On the surface, this seems like a good deal for all involved. Lower-income workers get affordable places to live, developers get money from the city, and richer tenants get to enjoy some of New York's famed economic and social diversity. In practice, however, the situation can be more problematic: recently, a proposed condominium on New York's expensive Upper West Side revealed plans to segregate its high income and lower-income tenants by installing separate entrances and elevators for both groups. One area newspaper, The West Side Rag, likened the arrangement to "Downton Abbey," "where the servants have to come and go through separate entrances and bow their heads when they see a noble."
Area residents have gotten up in arms about the building's plans, but the newspaper points out that these sorts of arrangements aren't uncommon: "New York real estate is filled with 'poor doors' and 'rich doors.'" For that matter, the city's richest and poorest are often separated by only a few subway stops.
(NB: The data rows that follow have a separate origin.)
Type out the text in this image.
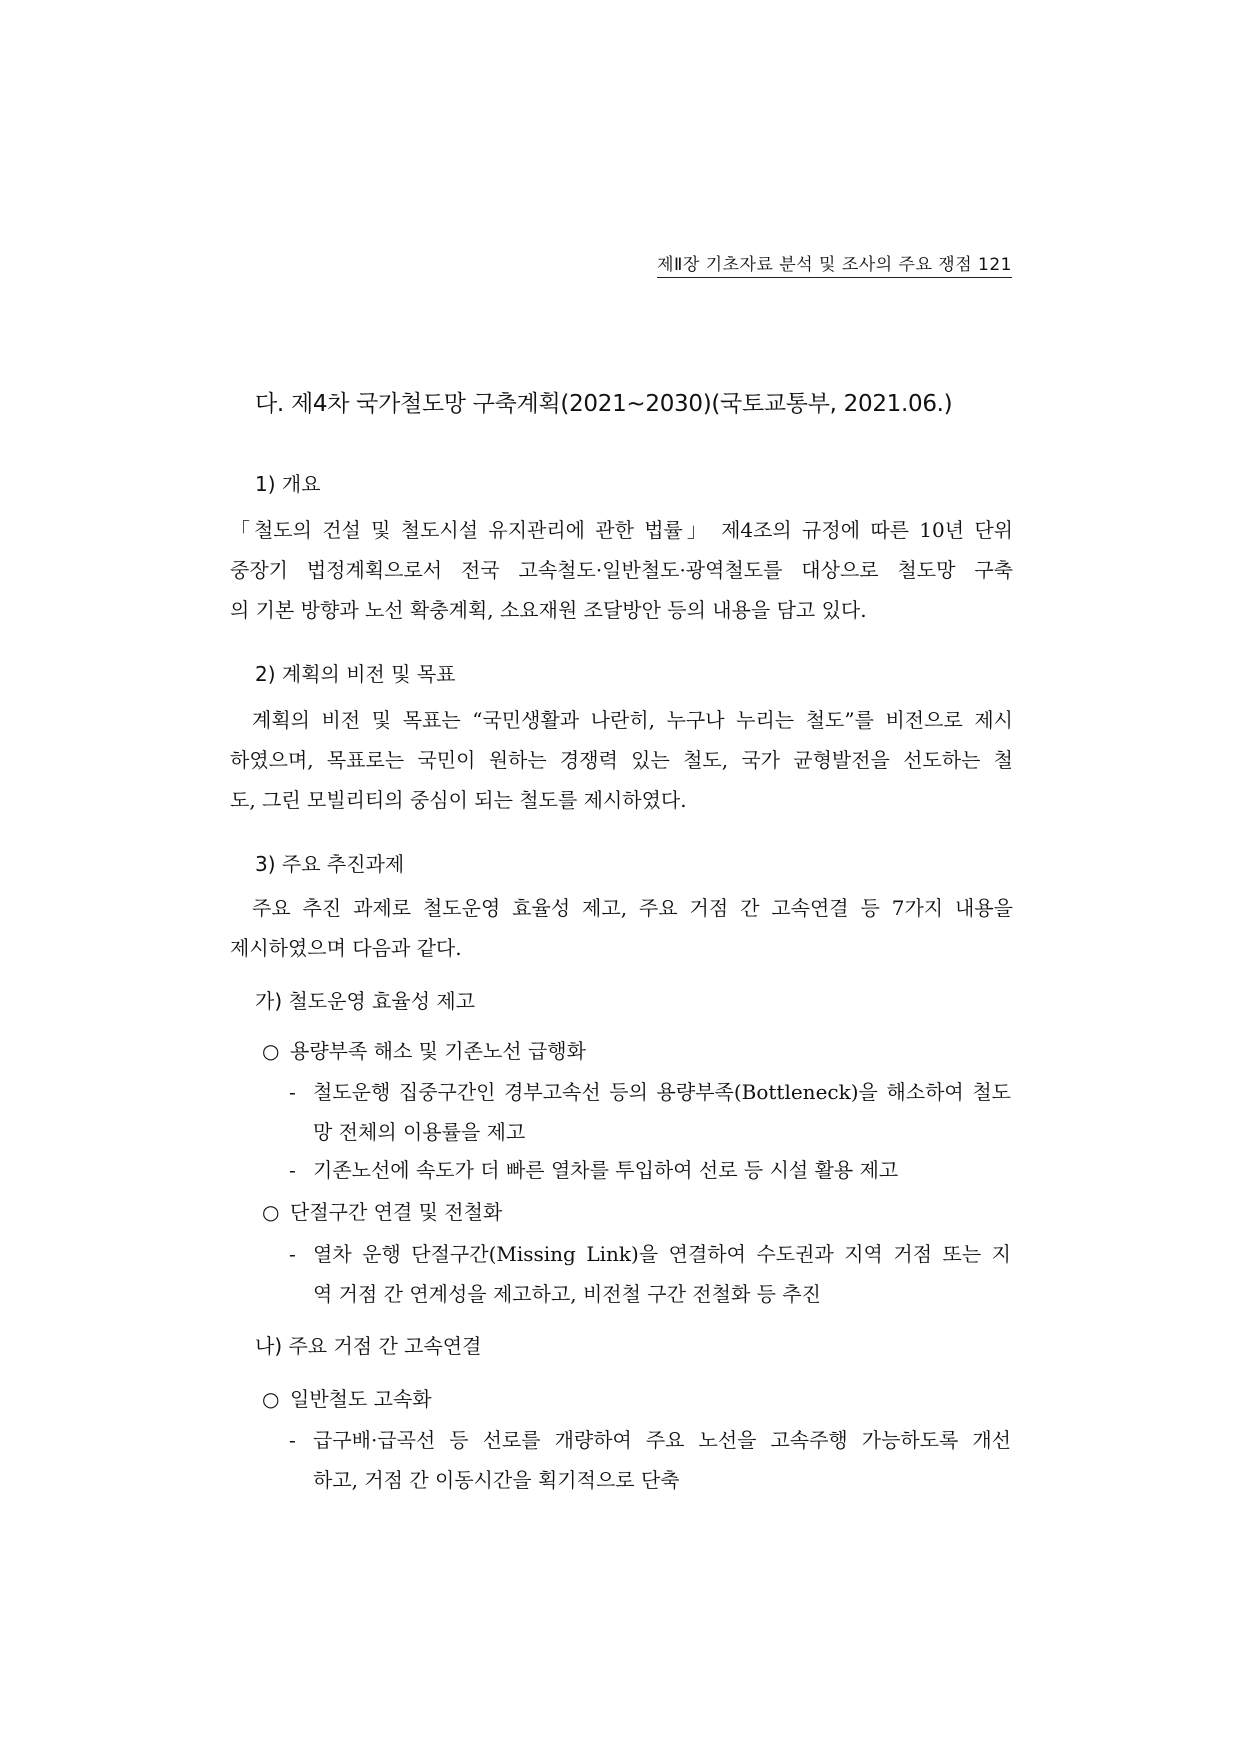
제Ⅱ장 기초자료 분석 및 조사의 주요 쟁점 121
다. 제4차 국가철도망 구축계획(2021~2030)(국토교통부, 2021.06.)
1) 개요
「철도의 건설 및 철도시설 유지관리에 관한 법률」 제4조의 규정에 따른 10년 단위
중장기 법정계획으로서 전국 고속철도·일반철도·광역철도를 대상으로 철도망 구축
의 기본 방향과 노선 확충계획, 소요재원 조달방안 등의 내용을 담고 있다.
2) 계획의 비전 및 목표
계획의 비전 및 목표는 “국민생활과 나란히, 누구나 누리는 철도”를 비전으로 제시
하였으며, 목표로는 국민이 원하는 경쟁력 있는 철도, 국가 균형발전을 선도하는 철
도, 그린 모빌리티의 중심이 되는 철도를 제시하였다.
3) 주요 추진과제
주요 추진 과제로 철도운영 효율성 제고, 주요 거점 간 고속연결 등 7가지 내용을
제시하였으며 다음과 같다.
가) 철도운영 효율성 제고
○ 용량부족 해소 및 기존노선 급행화
- 철도운행 집중구간인 경부고속선 등의 용량부족(Bottleneck)을 해소하여 철도
망 전체의 이용률을 제고
- 기존노선에 속도가 더 빠른 열차를 투입하여 선로 등 시설 활용 제고
○ 단절구간 연결 및 전철화
- 열차 운행 단절구간(Missing Link)을 연결하여 수도권과 지역 거점 또는 지
역 거점 간 연계성을 제고하고, 비전철 구간 전철화 등 추진
나) 주요 거점 간 고속연결
○ 일반철도 고속화
- 급구배·급곡선 등 선로를 개량하여 주요 노선을 고속주행 가능하도록 개선
하고, 거점 간 이동시간을 획기적으로 단축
In an article that came out earlier this year, The New Yorker compared the relative income of each subway stop, noting that "if the borough of Manhattan were a country, the income gap between the richest twenty per cent and the poorest twenty per cent would be on par with countries like Sierra Leone, Namibia, and Lesotho."
(For my part, the article's interactive tool revealed that the average income around the subway stop I used to get on to ride to work was one sixth the average income of the subway stop where I got off.)
Last week, researcher and artist Nickolay Lamm found a new way to present New York's stunning wealth gap: using information from mapping system ArcGIS, he constructed a block-by-block map of wealth in New York, wherein the richest addresses are represented by towering green bars and the poorest are barely-present blocks. Even for people who aren't familiar with New York real estate, it isn't hard to see what the map of Harlem represents. Featuring a long, low, green space, it shows a place where household incomes barely register. In the distance, a wave of green blocks hide horizon: staggeringly tall, the wall of wealth seems distant and impenetrable.